Consider the 1990s Bosnian War – the result of unfinished business from the breakup of the Austrian and Ottoman empires and the creation of nation-states earlier in the twentieth century. The conflict erupted in the immediate aftermath of the Cold War, at a moment when one set of international organizing principles had collapsed and a new set had not yet been created. Partly as a result of this, the conflict was characterized by large-scale civilian carnage and human-rights violations.
But, as a test for the new world order, the Bosnian War ended up catalyzing change in the international community’s institutional structure (including the establishment of war crimes tribunals). Could the nascent post-Cold War system handle the inchoate problems of the former Soviet Union? Could NATO take on new roles and missions? Could the West work with the new Russian Federation? Could the transatlantic relationship weather the storm?
The answer to all of these questions turned out to be yes. As a result, though the region continues to be beset by serious problems, the gates of hell have remained closed – as they have in Rwanda. And yet, just 20 years later, it seems that the world’s collective memory of how to cooperate has failed.
To be sure, there was never a clear path to peace in Syria. President Bashar al-Assad, whose forces now control all of Aleppo for the first time since 2012, is a brutal dictator who has waged war on his own people, including civilians, and has even used chemical weapons. The temptation to seek regime change – a goal embraced by the United States and some European countries – was understandable.
Yet, in a display of spectacularly incompetent diplomacy, the US set about pursuing that goal without any serious effort to marshal international support, or even to take stock of other opinions or interests. And make no mistake: there are a lot of (often conflicting) opinions and interests. After all, Syria is strategically perched on the Mediterranean; shares borders with Israel, Jordan, Turkey, and Iraq; and, like Iraq, has its own restive Kurdish minority. It is not the kind of country to which international and regional powers would be indifferent.

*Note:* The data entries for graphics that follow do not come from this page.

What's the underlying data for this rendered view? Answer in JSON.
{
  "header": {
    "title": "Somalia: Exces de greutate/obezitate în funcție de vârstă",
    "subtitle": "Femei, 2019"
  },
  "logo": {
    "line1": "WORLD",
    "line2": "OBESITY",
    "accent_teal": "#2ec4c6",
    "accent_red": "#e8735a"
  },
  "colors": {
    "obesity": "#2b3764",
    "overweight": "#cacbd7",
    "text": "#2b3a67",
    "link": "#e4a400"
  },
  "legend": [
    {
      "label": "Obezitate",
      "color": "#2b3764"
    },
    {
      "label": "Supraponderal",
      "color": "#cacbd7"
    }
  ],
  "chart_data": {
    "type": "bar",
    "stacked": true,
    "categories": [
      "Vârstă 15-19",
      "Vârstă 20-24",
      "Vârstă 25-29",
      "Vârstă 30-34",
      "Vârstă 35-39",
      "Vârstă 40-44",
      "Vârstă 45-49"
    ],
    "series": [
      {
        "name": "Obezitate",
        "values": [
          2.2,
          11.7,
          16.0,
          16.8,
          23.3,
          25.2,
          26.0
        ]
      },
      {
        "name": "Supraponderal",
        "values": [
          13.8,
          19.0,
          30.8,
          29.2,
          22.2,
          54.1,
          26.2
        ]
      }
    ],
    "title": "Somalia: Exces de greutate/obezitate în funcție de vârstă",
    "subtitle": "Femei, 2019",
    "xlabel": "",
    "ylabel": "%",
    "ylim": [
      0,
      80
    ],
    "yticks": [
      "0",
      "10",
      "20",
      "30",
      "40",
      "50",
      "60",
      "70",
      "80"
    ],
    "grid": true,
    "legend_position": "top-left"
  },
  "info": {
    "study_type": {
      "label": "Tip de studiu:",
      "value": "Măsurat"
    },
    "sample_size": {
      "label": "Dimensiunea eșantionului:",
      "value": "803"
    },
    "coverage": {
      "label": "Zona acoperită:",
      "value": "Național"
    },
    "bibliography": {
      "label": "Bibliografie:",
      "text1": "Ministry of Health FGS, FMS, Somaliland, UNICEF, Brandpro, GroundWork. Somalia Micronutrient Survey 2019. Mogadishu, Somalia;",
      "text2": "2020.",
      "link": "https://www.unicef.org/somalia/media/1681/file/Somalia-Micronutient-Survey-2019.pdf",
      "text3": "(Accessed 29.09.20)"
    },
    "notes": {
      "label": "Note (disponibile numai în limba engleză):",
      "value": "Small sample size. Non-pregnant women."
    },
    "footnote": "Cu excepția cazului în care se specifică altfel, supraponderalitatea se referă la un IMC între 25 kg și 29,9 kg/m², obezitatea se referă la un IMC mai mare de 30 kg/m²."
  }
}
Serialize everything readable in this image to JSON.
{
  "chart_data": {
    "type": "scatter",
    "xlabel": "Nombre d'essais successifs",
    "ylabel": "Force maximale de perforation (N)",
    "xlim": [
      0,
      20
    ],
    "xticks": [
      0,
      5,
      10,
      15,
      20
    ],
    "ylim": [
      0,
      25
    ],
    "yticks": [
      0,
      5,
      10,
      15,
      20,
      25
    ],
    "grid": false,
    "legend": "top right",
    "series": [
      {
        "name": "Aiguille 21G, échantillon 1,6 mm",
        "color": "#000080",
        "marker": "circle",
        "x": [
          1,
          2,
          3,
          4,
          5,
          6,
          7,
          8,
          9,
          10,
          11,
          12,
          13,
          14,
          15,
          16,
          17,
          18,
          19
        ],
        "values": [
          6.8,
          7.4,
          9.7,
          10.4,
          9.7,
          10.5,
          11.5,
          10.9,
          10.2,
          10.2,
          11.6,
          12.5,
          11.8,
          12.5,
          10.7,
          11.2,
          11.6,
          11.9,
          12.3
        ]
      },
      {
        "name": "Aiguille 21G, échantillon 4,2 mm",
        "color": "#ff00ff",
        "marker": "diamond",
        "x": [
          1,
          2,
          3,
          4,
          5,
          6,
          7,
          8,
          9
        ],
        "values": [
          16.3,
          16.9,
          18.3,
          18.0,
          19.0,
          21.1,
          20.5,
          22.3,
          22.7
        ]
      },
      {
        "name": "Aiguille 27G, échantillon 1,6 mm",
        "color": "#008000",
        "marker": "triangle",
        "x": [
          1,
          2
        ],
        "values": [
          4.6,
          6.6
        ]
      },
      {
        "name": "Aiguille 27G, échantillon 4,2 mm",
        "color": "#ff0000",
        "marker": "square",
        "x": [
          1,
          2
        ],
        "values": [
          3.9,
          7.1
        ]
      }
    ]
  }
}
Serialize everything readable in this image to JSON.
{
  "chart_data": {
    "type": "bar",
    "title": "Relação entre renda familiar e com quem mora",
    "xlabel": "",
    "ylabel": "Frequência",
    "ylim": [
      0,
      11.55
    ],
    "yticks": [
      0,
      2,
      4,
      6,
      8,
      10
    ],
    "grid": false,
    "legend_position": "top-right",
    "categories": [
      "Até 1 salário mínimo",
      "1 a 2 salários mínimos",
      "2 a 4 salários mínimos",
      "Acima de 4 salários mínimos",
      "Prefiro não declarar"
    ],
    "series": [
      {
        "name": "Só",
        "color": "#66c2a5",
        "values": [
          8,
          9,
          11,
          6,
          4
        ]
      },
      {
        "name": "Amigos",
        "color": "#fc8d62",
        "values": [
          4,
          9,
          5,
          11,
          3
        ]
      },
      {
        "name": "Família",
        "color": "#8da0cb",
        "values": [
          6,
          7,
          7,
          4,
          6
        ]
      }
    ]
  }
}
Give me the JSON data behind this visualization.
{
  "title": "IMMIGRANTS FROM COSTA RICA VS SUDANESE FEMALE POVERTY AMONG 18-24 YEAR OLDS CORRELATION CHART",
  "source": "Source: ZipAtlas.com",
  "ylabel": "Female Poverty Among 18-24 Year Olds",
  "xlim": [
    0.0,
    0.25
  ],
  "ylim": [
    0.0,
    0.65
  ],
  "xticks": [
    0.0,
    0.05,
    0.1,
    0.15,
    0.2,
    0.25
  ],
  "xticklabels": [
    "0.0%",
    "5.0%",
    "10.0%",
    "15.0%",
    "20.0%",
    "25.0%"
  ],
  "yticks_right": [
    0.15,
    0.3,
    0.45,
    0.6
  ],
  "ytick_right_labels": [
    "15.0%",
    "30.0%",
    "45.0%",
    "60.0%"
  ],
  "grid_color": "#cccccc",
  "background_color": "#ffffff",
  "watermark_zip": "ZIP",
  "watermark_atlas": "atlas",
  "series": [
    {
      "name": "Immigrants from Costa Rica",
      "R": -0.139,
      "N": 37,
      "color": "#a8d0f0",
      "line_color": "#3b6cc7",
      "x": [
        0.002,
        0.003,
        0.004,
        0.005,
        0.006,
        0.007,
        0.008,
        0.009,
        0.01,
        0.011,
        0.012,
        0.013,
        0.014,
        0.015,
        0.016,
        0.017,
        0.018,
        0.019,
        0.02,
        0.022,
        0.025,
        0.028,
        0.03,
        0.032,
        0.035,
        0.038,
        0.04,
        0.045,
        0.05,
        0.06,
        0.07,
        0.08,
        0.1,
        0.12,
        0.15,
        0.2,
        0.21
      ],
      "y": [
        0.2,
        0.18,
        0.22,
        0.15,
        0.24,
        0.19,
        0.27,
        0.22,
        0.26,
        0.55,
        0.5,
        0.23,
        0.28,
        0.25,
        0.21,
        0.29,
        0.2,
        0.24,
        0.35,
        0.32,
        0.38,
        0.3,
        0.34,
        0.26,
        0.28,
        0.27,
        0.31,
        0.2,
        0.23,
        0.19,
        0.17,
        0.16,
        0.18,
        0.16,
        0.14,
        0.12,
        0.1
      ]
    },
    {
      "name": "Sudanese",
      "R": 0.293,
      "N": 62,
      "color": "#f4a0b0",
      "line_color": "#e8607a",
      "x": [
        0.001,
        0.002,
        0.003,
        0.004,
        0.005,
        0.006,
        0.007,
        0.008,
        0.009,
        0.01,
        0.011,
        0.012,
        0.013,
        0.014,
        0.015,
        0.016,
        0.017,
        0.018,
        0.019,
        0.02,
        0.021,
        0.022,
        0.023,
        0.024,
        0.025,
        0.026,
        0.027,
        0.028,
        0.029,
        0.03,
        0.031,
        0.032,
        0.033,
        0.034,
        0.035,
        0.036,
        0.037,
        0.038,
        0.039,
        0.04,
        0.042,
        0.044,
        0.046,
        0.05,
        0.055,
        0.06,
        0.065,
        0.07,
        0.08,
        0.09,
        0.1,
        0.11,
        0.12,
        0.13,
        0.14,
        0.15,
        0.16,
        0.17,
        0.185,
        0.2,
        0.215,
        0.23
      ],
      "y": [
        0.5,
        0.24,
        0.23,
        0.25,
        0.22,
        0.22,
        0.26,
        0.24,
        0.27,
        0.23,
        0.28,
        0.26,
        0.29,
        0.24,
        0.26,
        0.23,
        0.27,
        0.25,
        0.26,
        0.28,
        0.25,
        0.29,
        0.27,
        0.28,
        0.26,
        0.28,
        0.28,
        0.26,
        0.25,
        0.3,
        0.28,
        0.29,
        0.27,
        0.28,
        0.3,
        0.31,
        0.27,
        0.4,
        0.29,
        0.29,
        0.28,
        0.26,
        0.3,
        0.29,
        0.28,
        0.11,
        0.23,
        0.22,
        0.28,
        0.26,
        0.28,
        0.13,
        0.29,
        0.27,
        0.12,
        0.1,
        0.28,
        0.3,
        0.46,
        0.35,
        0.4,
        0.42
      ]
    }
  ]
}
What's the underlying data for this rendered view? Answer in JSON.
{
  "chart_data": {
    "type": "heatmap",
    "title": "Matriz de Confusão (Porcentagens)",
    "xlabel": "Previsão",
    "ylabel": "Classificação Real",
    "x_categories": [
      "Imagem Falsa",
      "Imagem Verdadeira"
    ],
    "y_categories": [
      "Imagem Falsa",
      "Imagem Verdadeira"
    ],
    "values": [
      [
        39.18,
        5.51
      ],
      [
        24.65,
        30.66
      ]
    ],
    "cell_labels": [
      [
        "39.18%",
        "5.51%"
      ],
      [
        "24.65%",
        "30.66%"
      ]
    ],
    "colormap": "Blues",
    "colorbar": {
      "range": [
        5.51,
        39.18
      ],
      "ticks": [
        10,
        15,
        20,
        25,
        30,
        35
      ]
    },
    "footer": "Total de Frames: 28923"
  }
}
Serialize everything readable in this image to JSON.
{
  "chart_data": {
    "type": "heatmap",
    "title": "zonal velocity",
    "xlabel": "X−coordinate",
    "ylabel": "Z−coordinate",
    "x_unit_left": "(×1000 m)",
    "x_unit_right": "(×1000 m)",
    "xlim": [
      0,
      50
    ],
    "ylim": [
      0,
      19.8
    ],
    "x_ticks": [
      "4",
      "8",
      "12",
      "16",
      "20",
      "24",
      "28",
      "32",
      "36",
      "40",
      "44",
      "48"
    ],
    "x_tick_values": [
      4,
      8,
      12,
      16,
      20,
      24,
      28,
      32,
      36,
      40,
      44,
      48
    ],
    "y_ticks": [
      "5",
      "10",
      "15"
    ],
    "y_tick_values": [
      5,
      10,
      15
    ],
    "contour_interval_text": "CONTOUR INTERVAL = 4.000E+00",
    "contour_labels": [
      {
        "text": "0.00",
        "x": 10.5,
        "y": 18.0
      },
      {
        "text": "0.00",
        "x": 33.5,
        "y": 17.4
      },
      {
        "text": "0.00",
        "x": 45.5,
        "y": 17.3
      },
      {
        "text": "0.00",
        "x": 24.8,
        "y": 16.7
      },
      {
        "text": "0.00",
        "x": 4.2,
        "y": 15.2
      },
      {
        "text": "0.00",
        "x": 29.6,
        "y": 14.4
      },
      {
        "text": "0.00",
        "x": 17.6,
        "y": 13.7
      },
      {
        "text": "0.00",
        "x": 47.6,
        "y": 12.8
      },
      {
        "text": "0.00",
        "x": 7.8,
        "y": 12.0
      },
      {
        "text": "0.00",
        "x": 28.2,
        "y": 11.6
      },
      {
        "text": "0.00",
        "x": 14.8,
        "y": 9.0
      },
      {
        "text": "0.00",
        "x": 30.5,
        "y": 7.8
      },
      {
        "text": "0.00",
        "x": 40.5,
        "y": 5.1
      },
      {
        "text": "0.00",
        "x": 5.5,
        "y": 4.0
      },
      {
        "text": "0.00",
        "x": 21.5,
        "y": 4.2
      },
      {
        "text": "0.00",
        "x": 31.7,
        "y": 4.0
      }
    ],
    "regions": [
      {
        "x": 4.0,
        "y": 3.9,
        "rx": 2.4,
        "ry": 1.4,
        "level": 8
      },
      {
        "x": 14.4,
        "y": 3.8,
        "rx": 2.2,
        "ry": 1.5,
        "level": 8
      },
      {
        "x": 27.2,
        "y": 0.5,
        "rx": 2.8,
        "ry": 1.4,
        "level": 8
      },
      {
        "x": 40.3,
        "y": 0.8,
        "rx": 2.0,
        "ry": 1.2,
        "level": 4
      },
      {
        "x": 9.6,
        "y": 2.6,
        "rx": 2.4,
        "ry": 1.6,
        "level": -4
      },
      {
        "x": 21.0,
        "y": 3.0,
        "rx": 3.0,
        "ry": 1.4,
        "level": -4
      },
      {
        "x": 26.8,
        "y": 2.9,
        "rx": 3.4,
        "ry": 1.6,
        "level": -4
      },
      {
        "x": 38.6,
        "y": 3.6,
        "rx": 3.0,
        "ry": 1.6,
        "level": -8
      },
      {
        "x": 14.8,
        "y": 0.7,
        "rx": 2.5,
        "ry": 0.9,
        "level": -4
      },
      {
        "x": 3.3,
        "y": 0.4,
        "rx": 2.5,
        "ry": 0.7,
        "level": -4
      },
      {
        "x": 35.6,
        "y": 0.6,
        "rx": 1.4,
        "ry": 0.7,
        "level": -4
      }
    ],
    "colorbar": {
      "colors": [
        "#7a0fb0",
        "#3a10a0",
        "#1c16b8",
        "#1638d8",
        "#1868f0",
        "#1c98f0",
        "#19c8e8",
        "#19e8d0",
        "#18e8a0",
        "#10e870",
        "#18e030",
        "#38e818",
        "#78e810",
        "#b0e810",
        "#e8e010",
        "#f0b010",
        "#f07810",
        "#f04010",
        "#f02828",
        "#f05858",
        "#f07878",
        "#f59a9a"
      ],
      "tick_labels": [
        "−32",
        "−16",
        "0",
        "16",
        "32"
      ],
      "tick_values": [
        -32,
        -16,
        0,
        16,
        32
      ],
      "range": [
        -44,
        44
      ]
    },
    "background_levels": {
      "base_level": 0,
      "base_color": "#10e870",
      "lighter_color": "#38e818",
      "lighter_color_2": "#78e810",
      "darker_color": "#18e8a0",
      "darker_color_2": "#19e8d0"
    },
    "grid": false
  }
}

In fact, when Western powers called for regime change, other actors – including Iran, Russia, and Shia interests in neighboring Lebanon – objected. Nonetheless, the US soldiered on with its own poorly formulated agenda, supplying weapons to virtually unknown combatants on the ground before properly vetting them. That gave the Assad regime’s allies all the justification they needed to supply weapons of their own.
Some argue that, if the US had just provided more weapons sooner, Assad would not have had time to galvanize support and hold onto power. But that neglects the strategic importance of Syria to so many external powers, as well as the fragmentation and unpredictability of the US-based combatants.
America’s real mistake was failing to engage with all sides, including Assad and the Sunni opposition, which it deemed sectarian. (During the Bosnian War, by contrast, the US talked to rump Yugoslavia’s ruler, Slobodan Milošević.) With that narrow-minded approach – reflected in the lack of any articulated vision for a post-war Syria – the US effectively handed the diplomatic reins over to Russia.
Now, the US is essentially playing the role of agitator, offering little more than displays of moral outrage and stale references to a stillborn Geneva process. Reacting to the carnage in Aleppo, Samantha Power, the US ambassador to the United Nations, was reduced to demanding of Assad’s Russian ally, “Are you truly incapable of shame?” Meanwhile, the conflict rages on, with severe spillover effects on US allies like the European Union.
As for Russia, it, too, is pursuing a version of diplomacy that utterly lacks inclusiveness. It is working with Turkey (a NATO member that seems increasingly lost at sea) to bring the Syrian opposition and representatives of the Assad government together in Kazakhstan for a new series of peace talks, facilitated by the ceasefire, of which Russia and Turkey are guarantors. Iran will be there. But where are the Sunni Arab states? More important, where is the US?
It is often observed that, every four years, the US does without a foreign policy. This time, it seems to have gotten an early start.